Nos enseñan, con más o menos fortuna, a venir llorado de casa. Y a tirar de oficio cuando vienen mal dadas. Pero hay días —e historias— que te parten el alma en cachitos y aguantas el tipo porque es lo que toca. Pero por querer, querrías bajarte de la vida un rato y dejarlo todo. Esos días, el periodismo es el peor oficio del mundo.
“Es lo que hay”, te repites. Tragas saliva y no se lo dices a nadie. Si acaso, al fotógrafo que te acompaña y que, casi siempre, además de sacar fotos, es colchón, cómplice, mano derecha y paño de lágrimas. Menos mal que estaba Massi Minocri al lado cuando me empezaron a temblar las piernas en una habitación de cuidados paliativos, mientras entrevistaba a una paciente con un cáncer avanzado: esa mirada amiga cuando te ve los ojos vidriosos entre pregunta y pregunta y la mano en la espalda a la salida, mientras te brotan dos lagrimones gigantes que te llenan de vergüenza y rabia por no venir bien llorado de casa, hacen menos amargos los días más difíciles.
Con Massi también estaba el día que conocimos a Raquel Txavarria, entonces postrada en una cama de hospital, inconsciente y con medio cráneo abierto a causa de una hemorragia subaracnoidea que la tenía más allá que aquí. El reportaje no iba sobre ella, pero por ella nos fuimos a casa destrozados, arrastrando los pies y a vueltas con la misma chica que, por obra y gracia de la medicina, nos abrió la puerta de su casa pocos meses después, mientras los dos, plantados en su rellano, solo podíamos sollozar al verla de pie y bien.
Pasarlo mal no es bonito ni engrandece el oficio. Es natural y hay que asumirlo, pero tampoco procede blanquear los malos ratos o esconder los bajones. Haberlos hailos, como las meigas: no se ven, pero están. Y son una mierda. Aquí, en el primer mundo, con las cosas más banales; y allá, en cualquier parte, cubriendo guerras, hambrunas y otros males.
Hace unas semanas, poco después de un reportaje en un centro de oncología infantil de Barcelona, el fotógrafo Albert Garcia, me mandó un mensaje: “No paro de pensar... He salido tocado”, decía.
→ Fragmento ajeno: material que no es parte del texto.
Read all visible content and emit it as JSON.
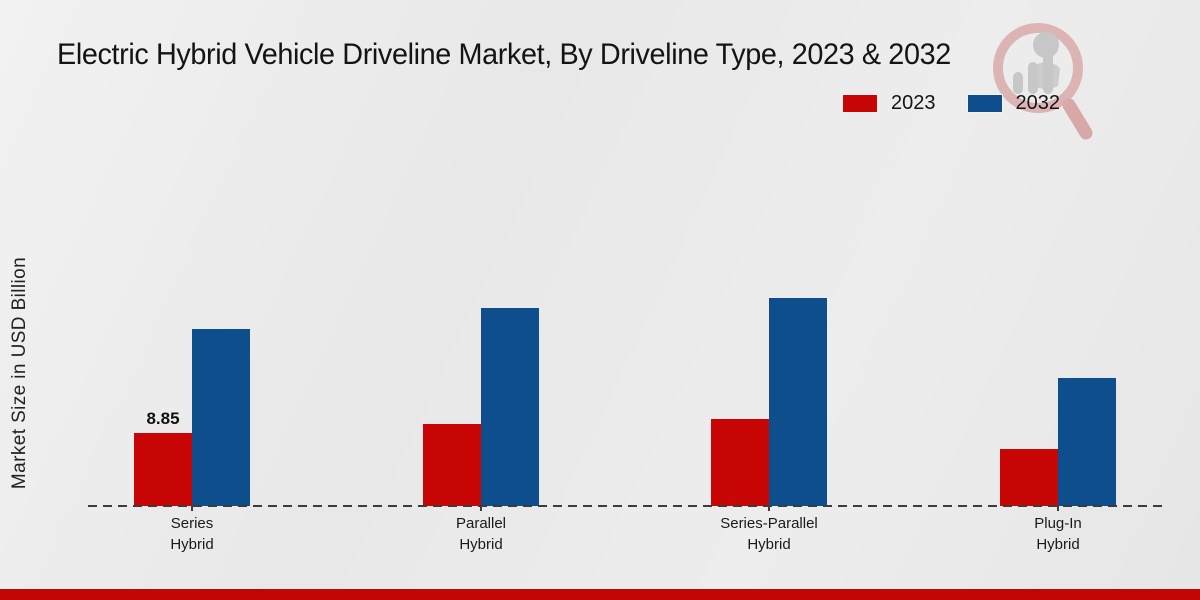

Hay días que duelen. Y a pesar de las sonrisas inmensas de esos niños y del aguante estoico de unos padres que te abren las puertas de su vida, las palabras se te atragantan y ya no sabes qué decir ni qué preguntar. Aguantas, pero flaqueas. Y te callas. Y no se lo cuentas a nadie.
Quizás somos afortunados por poder ver y contar un millón de cosas buenas, malas o regulares. Pero este no es el mejor oficio del mundo. No siempre. En una agenda de los años de universidad, apunté una vez una frase que dijo un profesor, Xosé Antonio Neira Cruz, y que hoy toma valor como el retrato más afinado para describir el oficio: “El periodismo es la profesión más bonita del mundo y, al mismo tiempo, la más desagradable. Y eso es lo que lo hace grande”. Pero eso no nos lo cuentan.